Re: Anyone else had this problem?
Posted: February 22nd, 2020, 1:21 am
Now that was a cool read! Award pleaseTanukjaju wrote: ↑February 21st, 2020, 10:27 pmI just read this! Lol. You need some award for this.Rotorua wrote: ↑August 11th, 2018, 11:59 amDUDE! That is incredible! Congratulations, that’s the true madness of a collector! Did I say madness? I meant spirit.foxint@foxint.com.au wrote:I am guilty. I have over 2,000 watches and several hundred clocks. (Not including OWC).
All really interesting watches from great houses. I am a little weird, as there are NO Omega, NO Brietling, NO Rolex and nothing you would consider mainstream. My collection suits me.

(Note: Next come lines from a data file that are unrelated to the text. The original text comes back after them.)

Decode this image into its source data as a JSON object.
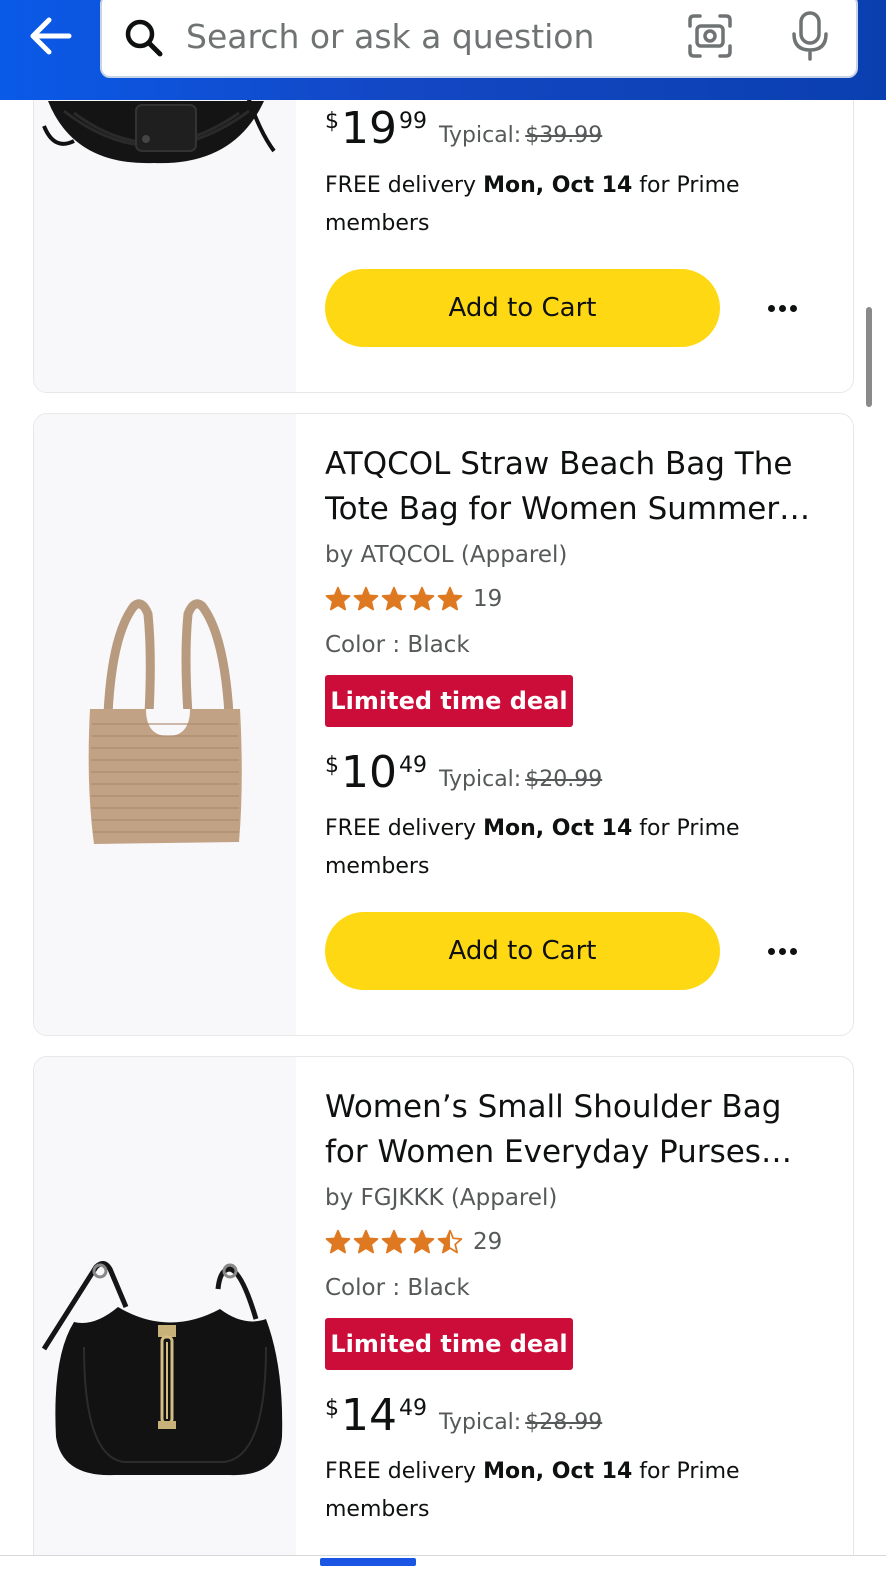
{
  "header": {
    "back_label": "Back",
    "search_placeholder": "Search or ask a question",
    "camera_icon": "camera-scan-icon",
    "mic_icon": "microphone-icon"
  },
  "products": [
    {
      "price": {
        "symbol": "$",
        "whole": "19",
        "fraction": "99",
        "typical_label": "Typical:",
        "typical_value": "$39.99"
      },
      "delivery": {
        "pre": "FREE delivery ",
        "date": "Mon, Oct 14",
        "post": " for Prime members"
      },
      "add_to_cart": "Add to Cart"
    },
    {
      "title_line1": "ATQCOL Straw Beach Bag The",
      "title_line2": "Tote Bag for Women Summer…",
      "brand": "by ATQCOL (Apparel)",
      "rating": 5,
      "rating_count": "19",
      "color": "Color : Black",
      "deal": "Limited time deal",
      "price": {
        "symbol": "$",
        "whole": "10",
        "fraction": "49",
        "typical_label": "Typical:",
        "typical_value": "$20.99"
      },
      "delivery": {
        "pre": "FREE delivery ",
        "date": "Mon, Oct 14",
        "post": " for Prime members"
      },
      "add_to_cart": "Add to Cart"
    },
    {
      "title_line1": "Women’s Small Shoulder Bag",
      "title_line2": "for Women Everyday Purses…",
      "brand": "by FGJKKK (Apparel)",
      "rating": 4.5,
      "rating_count": "29",
      "color": "Color : Black",
      "deal": "Limited time deal",
      "price": {
        "symbol": "$",
        "whole": "14",
        "fraction": "49",
        "typical_label": "Typical:",
        "typical_value": "$28.99"
      },
      "delivery": {
        "pre": "FREE delivery ",
        "date": "Mon, Oct 14",
        "post": " for Prime members"
      }
    }
  ],
  "colors": {
    "header_blue": "#0a5ae8",
    "cart_yellow": "#ffd814",
    "deal_red": "#cc0c39",
    "star_orange": "#de7921"
  }
}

If I can pull my finger out I will sell some on eBay. Seriously I am sick and need people to buy some of my watches (at least what I paid - the wife will kill me if I lose the family fortune)....try me out I may just have what you want....
I did some fun math to honor your outstanding commitment, and because the logistics of that collection are interesting:
2000 watches x 100g average each = 200 kg of watches (440lb)
To wind every single one of them and set their time if they all stopped: 2000 watches x 45 seconds, assuming you need to rest and eat for 7 hours = 1.3 days
Interesting factoid: it takes about 1.4 calories to click the mouse with your index finger once (http://journals.plos.org/plosone/articl ... ne.0019657) assuming that turning the crown one time takes 2 fingers (2.8cal) and an average of 40 turns to wind a watch, on Winding Day you would lose 2240 kcal. You can let you wife know that, scientifically speaking, winding watches is an effective workout and therefore a health benefit!
The amount of energy your watches use per year: 1.75Wh x 2000 = 3500 Wh, or 3100kcal
Weight of watch bands alone, roughly assuming you had only one strap per watch and one spare per 3 watches, and 1/4 of them were bracelets: 2000 + (2000x0.33) = 2660/4 = 665 bracelets x 70g + 1995 Straps x 15g = 46.5 kg + 30 kg = 76.5kg, or almost 1 average woman’s weight in the US (166 lb)
Combined length, assuming they’re an average 44mm north lug tip to south tip, and the strap is 200mm, completely laid flat and back to back: 2000 x (44+200) = a staggering 488m long, or 1470ft.
(Coincidentally, it would take it’s place as the 12th highest building in the world, being 4m taller than the International Commerce Centre in Hong Kong. It WOULD be a very odd tower, but at least you would not have to pull a building permit for it).
It gets really interesting if you were to build a tower of watches reaching 488m into the sky, that gets my science sensors tingling. The gradual change in barometric pressure would speed up the watches the further up you go, so you would have a gradual reading every 200mm on how altitude changes the watches behavior. Of course, we’d have to account for the gravitational pull too, and the watches would need to be 0.00s/d accurate. Solar input may mess things up a little since temperature change higher up would screw with the movements.
Time scale: if you started collecting 20 years ago, you have acquired 100 watched a year, or roughly one watch every three days.
Assuming that your watches are on average 20 years old (that’s a bit of a stretch, I know), the cumulative time of your watches being in existence is 40,000 years. 40,000 years ago, the Sahara was wet and fertile.
Time it would take you to photograph every one, upload the photos, and write a description on eBay: probably 5 min each x 2000 = 21 days at 8hrs a day.
And a final one.
Beatings that I would get from my wife if I told her about wanting to own 2000 watches, because my new found idol in Australia does too: 2 per hour for every hour I talk about it.
She would burn a lot of calories though.